Mas a irmã não lhe respondia, não ouvia? Estaria sem voz? Aquele homem, de onde o conhecia? Aquela menina? A dor! Não conseguia pensar, era incessante e a fazia querer voltar à escuridão inicial, onde sem consciência a dor não existia. Pôs as mãos sobre o caixão fechado, olhou fixamente para o rosto da mulher embaixo daquela espécie de janela de vidro. Morrera? Morrera! Efetuara o plano, os olhos, Paulo! Entendera tudo, Mas como era possível? Não parava de perguntar a si mesma, como era possível? Quatro homens se aproximaram, pararam ao seu lado e suspenderam o caixão. Francisco com Sabrina no colo pegou a mãozinha de Paulo que voltou sua atenção ao pai, levantou-se, Josi se pôs ao seu lado. Agora reconhecia aquelas pessoas, seus amigos! Seus familiares! Seu velório! Começaram a andar e a levar o caixão de onde se encontravam. Como poderia estar dentro do caixão se estava em pé observando toda a cena? Prosseguiam e a dor tornava-se insuportável.

- Não! Eu estou aqui! Sabrina, Paulo, Francisco não deixem que me levem, eu estou aqui. Pode-se mudar a própria história! Posso mudar a minha história.

Compreendera tarde demais o pensamento que sempre a perseguira, mas que as marcas de sua dura infância e de pobreza extrema, tiranas, não permitiram que desse ouvido. Todos se direcionavam para fora do salão. Agora conseguia ver os arranjos de flores e sentia o cheiro forte que emanavam. Distanciavam-se, enquanto continuava ali, sem forças. 
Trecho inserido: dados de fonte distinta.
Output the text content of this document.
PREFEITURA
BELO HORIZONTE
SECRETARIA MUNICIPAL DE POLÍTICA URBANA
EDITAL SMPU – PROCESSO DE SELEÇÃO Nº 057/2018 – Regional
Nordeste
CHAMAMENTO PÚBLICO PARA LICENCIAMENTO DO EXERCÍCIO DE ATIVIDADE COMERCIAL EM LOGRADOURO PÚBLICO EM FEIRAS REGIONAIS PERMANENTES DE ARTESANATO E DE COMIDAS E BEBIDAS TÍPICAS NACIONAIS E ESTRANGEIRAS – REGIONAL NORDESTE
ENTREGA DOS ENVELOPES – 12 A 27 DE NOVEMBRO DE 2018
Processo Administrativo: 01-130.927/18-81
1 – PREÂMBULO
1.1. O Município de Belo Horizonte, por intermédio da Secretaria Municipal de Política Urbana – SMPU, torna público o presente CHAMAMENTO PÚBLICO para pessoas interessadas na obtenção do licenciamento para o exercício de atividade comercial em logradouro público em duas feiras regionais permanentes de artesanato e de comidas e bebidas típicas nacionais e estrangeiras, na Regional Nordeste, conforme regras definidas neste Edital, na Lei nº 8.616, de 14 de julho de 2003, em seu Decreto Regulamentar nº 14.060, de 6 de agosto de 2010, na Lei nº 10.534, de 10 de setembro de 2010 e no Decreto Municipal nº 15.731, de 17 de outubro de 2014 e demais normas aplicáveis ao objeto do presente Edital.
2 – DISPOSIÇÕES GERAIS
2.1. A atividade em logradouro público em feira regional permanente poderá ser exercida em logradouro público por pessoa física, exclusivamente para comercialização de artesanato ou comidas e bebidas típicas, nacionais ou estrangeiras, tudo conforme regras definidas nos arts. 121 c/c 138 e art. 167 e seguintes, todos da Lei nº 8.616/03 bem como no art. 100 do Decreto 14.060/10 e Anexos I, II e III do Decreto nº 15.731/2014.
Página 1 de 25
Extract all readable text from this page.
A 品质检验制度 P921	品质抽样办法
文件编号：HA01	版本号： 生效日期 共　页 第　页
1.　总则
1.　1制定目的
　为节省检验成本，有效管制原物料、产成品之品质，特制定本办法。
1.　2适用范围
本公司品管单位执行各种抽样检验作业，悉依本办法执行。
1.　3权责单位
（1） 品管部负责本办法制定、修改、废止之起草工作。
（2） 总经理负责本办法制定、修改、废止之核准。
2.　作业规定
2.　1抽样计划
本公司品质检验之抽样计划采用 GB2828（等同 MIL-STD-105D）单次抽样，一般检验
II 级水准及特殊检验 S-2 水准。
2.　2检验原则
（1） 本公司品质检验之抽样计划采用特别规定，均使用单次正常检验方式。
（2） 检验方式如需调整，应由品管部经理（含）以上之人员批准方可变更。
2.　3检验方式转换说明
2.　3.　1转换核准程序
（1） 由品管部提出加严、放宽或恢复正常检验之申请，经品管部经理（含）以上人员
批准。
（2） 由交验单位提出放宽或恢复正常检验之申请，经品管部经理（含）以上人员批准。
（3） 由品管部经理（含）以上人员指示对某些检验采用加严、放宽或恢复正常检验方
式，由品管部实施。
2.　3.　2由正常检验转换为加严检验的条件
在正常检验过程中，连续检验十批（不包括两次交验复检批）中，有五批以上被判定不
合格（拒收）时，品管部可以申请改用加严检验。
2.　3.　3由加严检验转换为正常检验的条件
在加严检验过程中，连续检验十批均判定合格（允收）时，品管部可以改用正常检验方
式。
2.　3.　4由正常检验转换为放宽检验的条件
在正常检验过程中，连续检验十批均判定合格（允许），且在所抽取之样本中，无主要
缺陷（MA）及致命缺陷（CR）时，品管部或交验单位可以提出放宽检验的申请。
- Eu fiz! Eu fiz! Escrevi o bilhete! Como cheguei até aqui? Que dor! Que dor! 
Era a dor do tiro, entendera finalmente! Insana, intensificava-se, a escuridão retornava lentamente e aquelas pessoas que tanto estimava, aos poucos voltavam a se transformar em vultos. O que fizera? As perdera? 

- Não, não posso perdê-las, prefiro a escuridão, prefiro a inconsciência!
Caiu, sem forças e cedeu à insuportável dor. Paulo já não mais a observava. Perdia de vista as pessoas que amava e seu coração palpitava ainda mais acelerado que a primeira vez. Consciente sucumbiu e entregou-se à escuridão.